There were limitations to our findings. This study was designed as a small pilot RCT, and our findings may be spurious. The study was performed with U.S. veterans receiving care in the VA health care system. Few women were in the sample, and all female participants were assigned to the VA BIC. Most patients had multiple comorbid mental health conditions, were White, and lived in New England. Thus, it is unclear whether the study conducted in this rather specific population would generalize to other groups. Finally, compared with civilian settings, the VA health care system is highly resourced with regard to mental health treatment. In fact, regardless of study assignment, more than 60% of patients received any mental health follow-up within 7 days of discharge, and 100% received any mental health follow-up within 30 days of discharge. In comparison, in 2018, the proportion of U.S. Medicare health maintenance organization participants who received any mental health follow-up within 7 days or 30 days of discharge for treatment of mental illness (or intentional self-harm) was considerably lower (28% and 48%, respectively) (
15). Therefore, when looking beyond the VA and considering the potential relevance of the VA BIC to other hospital systems, it may be important to consider current standard care practices. Although the number of mental health contacts observed in our study may be unrealistic, the VA BIC may nevertheless have a notable impact on clinical outcomes. For example, if a hospital has no standardized mental health discharge care process, the VA BIC could have a greater effect in improving practice. Conversely, if a hospital already provides adequate mental health discharge care, the VA BIC may help, but perhaps to a lesser degree.
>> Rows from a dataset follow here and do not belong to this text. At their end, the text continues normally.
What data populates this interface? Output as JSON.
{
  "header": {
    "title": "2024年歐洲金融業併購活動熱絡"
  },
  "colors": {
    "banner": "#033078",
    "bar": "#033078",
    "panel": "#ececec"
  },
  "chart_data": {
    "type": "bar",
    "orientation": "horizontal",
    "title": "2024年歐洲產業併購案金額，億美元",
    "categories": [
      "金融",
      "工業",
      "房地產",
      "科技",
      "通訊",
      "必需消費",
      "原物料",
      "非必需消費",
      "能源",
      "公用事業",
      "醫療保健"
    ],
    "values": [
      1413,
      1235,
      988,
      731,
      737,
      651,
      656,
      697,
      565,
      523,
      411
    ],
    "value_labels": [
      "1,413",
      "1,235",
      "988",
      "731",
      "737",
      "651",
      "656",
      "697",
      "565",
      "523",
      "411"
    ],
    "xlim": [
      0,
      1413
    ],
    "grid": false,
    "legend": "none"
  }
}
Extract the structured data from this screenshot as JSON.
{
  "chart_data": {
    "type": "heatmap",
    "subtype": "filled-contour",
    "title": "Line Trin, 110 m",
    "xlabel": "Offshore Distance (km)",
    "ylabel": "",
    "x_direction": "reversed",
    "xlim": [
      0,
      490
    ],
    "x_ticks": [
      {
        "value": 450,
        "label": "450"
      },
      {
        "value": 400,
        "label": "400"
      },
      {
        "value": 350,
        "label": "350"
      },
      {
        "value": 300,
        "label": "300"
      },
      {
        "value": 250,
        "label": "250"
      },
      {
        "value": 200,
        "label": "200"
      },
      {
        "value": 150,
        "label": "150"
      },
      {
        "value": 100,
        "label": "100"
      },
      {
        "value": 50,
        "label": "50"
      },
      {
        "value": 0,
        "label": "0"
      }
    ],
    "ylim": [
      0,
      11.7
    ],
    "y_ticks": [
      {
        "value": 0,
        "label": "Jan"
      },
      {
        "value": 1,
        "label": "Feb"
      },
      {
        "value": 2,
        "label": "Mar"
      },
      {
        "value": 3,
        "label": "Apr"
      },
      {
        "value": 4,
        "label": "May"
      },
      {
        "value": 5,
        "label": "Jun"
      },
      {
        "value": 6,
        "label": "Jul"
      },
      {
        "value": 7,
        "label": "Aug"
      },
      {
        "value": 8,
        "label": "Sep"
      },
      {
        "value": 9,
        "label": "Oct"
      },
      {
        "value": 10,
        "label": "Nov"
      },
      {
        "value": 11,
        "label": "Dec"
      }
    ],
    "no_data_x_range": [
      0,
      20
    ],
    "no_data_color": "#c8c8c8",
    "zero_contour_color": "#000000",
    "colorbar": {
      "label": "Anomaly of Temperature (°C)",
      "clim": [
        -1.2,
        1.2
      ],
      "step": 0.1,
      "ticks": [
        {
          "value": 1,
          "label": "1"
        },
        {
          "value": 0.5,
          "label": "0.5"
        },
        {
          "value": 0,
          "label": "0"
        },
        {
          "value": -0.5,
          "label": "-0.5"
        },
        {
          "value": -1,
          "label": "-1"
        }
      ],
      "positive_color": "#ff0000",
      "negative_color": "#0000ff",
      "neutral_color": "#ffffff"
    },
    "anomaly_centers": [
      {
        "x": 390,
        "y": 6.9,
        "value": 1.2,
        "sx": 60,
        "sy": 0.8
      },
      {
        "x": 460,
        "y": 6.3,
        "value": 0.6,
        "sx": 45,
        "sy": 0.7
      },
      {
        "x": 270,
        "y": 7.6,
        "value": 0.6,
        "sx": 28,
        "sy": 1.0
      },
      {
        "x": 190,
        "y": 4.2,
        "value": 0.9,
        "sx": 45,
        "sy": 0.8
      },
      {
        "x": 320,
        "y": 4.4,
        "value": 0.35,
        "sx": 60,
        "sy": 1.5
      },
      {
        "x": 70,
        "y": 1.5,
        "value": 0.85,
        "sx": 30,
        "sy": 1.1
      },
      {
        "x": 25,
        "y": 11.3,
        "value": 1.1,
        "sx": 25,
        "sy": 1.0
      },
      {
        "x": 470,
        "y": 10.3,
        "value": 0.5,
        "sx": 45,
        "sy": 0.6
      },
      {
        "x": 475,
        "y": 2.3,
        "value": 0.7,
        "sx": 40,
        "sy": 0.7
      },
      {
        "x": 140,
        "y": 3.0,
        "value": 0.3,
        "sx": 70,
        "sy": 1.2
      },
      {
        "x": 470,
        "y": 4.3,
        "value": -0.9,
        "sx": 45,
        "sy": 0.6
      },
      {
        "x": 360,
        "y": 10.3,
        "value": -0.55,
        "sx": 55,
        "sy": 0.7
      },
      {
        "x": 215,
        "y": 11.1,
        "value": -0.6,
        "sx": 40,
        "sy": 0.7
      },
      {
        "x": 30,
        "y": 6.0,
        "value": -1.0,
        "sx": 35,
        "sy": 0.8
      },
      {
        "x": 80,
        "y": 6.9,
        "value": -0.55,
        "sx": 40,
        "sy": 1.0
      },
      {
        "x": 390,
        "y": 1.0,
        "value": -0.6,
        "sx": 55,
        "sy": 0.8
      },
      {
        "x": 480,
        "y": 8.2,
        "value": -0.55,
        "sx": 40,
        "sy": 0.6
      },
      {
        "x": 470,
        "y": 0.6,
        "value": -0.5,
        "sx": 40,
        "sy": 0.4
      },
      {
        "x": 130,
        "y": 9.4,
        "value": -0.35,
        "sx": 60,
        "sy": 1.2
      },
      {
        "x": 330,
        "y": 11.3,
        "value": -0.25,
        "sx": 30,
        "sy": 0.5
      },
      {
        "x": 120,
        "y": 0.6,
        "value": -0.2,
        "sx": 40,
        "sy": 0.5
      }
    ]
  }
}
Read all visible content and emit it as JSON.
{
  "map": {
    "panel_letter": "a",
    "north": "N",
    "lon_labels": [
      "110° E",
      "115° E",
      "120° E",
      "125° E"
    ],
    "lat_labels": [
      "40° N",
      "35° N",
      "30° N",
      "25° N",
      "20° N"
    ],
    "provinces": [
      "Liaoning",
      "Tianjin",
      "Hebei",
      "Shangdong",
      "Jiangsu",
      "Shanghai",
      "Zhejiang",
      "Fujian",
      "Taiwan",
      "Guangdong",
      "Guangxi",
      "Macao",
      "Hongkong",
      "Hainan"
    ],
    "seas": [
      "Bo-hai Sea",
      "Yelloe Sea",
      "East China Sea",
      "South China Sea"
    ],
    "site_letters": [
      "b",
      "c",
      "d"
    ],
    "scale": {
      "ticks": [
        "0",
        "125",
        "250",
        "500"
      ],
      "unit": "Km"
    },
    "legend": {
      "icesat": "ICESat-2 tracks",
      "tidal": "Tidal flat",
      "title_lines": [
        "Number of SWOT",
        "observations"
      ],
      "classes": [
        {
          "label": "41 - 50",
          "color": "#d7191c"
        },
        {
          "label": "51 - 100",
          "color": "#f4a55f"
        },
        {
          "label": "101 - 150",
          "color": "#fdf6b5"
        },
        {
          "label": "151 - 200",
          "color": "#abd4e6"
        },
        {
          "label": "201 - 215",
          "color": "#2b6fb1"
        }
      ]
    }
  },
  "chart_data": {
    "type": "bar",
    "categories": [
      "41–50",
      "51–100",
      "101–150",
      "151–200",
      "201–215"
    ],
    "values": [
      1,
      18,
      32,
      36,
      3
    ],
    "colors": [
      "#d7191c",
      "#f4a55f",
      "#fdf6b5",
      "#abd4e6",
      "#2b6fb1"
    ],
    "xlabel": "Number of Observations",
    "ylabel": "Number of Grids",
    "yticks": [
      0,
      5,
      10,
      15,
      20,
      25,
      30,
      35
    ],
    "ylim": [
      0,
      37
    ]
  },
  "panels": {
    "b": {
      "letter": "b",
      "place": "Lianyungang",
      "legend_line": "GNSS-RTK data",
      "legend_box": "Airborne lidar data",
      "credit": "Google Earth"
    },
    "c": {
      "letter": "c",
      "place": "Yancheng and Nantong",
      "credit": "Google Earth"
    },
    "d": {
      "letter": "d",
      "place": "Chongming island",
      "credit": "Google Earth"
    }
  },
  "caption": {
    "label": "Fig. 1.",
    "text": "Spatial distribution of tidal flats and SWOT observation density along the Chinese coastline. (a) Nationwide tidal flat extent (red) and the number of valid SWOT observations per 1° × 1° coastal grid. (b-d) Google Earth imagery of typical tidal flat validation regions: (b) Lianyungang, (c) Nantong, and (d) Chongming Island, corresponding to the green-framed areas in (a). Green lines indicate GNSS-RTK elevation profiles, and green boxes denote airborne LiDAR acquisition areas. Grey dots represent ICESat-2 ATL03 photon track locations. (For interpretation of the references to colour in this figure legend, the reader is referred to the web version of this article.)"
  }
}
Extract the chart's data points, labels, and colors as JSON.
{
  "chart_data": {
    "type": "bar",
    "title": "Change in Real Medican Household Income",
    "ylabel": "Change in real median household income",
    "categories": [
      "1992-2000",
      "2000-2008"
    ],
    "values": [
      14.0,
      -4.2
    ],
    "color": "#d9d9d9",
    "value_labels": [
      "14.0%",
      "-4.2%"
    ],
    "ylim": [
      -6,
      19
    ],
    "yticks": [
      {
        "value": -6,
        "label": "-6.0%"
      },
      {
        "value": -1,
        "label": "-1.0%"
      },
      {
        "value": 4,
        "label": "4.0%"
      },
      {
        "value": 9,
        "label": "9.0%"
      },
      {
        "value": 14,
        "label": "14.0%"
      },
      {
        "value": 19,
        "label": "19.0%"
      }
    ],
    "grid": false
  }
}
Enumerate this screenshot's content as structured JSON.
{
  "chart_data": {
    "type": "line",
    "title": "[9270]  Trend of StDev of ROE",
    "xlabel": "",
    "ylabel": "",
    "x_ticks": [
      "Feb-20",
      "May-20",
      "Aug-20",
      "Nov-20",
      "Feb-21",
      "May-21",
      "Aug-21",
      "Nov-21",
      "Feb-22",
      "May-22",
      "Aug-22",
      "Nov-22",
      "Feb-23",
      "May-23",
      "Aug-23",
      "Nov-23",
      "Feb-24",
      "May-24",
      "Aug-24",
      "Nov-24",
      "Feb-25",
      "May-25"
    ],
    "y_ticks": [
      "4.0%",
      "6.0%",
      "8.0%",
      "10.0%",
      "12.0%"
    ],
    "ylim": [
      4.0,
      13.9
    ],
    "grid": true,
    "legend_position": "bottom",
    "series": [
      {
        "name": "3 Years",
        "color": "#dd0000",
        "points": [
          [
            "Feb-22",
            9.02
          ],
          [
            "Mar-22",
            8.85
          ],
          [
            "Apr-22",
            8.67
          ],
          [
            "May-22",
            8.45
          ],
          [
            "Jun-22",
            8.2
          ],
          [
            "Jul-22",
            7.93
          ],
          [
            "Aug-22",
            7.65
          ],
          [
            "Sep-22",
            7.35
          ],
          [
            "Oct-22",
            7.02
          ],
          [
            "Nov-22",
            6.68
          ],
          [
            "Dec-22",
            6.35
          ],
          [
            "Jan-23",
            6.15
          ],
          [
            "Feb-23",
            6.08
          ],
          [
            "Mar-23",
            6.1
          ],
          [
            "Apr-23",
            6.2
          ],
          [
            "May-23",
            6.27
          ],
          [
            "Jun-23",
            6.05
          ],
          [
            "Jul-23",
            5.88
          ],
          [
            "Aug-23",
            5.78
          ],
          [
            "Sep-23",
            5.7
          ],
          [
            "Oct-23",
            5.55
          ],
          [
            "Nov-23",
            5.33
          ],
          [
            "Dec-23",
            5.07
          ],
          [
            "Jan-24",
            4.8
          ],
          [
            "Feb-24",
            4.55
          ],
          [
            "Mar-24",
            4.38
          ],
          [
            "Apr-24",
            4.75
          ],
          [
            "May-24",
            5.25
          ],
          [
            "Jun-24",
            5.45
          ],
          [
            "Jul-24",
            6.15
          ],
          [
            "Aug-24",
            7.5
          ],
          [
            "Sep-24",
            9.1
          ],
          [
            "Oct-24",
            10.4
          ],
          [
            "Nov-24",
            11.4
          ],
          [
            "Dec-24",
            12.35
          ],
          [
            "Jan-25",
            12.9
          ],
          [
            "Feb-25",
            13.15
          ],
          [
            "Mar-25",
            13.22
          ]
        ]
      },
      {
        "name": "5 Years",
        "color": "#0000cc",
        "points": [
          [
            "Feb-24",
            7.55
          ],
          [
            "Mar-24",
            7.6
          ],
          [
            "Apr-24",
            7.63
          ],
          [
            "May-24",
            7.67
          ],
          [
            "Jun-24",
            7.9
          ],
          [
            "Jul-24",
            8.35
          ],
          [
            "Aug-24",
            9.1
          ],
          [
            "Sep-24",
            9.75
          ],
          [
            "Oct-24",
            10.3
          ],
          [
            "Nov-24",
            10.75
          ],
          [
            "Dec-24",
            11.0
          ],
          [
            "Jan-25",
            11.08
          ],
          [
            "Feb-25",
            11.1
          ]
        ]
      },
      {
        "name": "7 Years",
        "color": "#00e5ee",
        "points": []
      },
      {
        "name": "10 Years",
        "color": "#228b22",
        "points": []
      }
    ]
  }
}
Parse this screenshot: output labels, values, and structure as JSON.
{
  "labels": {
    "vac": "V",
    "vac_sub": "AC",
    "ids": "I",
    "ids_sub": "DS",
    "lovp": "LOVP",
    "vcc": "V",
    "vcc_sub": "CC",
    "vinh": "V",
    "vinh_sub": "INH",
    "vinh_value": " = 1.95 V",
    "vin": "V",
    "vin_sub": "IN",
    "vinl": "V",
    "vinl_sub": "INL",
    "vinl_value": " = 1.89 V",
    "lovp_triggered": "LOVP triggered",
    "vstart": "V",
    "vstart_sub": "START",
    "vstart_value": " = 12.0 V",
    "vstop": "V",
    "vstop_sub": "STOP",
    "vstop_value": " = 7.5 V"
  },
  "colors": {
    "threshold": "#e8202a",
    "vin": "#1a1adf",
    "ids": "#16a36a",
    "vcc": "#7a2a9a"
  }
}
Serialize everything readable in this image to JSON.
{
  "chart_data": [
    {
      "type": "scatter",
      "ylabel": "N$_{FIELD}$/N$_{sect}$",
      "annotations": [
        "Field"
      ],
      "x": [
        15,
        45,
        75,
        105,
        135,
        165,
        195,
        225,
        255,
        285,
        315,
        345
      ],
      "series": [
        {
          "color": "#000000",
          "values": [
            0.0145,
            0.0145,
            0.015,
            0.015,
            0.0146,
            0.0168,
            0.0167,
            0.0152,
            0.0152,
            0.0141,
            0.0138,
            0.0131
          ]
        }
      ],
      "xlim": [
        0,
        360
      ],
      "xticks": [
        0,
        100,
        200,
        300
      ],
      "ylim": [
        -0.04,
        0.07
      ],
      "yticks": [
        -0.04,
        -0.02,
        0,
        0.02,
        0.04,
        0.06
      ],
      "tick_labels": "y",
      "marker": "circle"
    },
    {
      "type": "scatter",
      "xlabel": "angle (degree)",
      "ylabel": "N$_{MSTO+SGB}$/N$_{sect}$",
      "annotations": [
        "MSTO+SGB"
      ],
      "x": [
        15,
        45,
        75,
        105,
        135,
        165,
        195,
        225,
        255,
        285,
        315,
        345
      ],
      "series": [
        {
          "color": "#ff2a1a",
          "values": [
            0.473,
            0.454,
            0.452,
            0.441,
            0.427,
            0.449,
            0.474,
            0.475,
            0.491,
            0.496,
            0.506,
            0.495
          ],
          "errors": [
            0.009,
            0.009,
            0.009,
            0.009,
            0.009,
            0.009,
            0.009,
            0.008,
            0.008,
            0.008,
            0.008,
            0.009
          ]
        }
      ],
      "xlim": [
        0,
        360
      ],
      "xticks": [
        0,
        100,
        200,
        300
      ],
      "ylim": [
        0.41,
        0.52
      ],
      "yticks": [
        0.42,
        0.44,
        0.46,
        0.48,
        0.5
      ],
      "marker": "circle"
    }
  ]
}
It is important to emphasize that, although the VA BIC was adapted from the WHO BIC, an intervention that has shown clear promise in preventing death by suicide in low- and middle-income countries (
6), the VA BIC differs from the WHO BIC in that it targets a broader inpatient population at risk for suicide. This difference may increase generalizability but may diminish the strength of the effect. In this small study, we also used suicidal ideation as the primary outcome (rather than attempts or death). Although we noted improvements in several measures, it is difficult to know whether these improvements translate into a reduction in suicide deaths. Suicide remains challenging to study in an RCT. It is critical to identify the mechanisms that contribute to suicide so that we can discover proximal measures that are objective, measurable, and responsive to change.
Conclusions
The VA BIC may improve symptoms of suicidal ideation as well as associated measures of suicide risk in patients after a psychiatric hospitalization. The greatest benefit of the VA BIC may be observed within the first month after hospital discharge. It will be important to conduct an adequately powered study of the VA BIC in a more diverse patient population to establish the efficacy of the VA BIC as a suicide prevention strategy.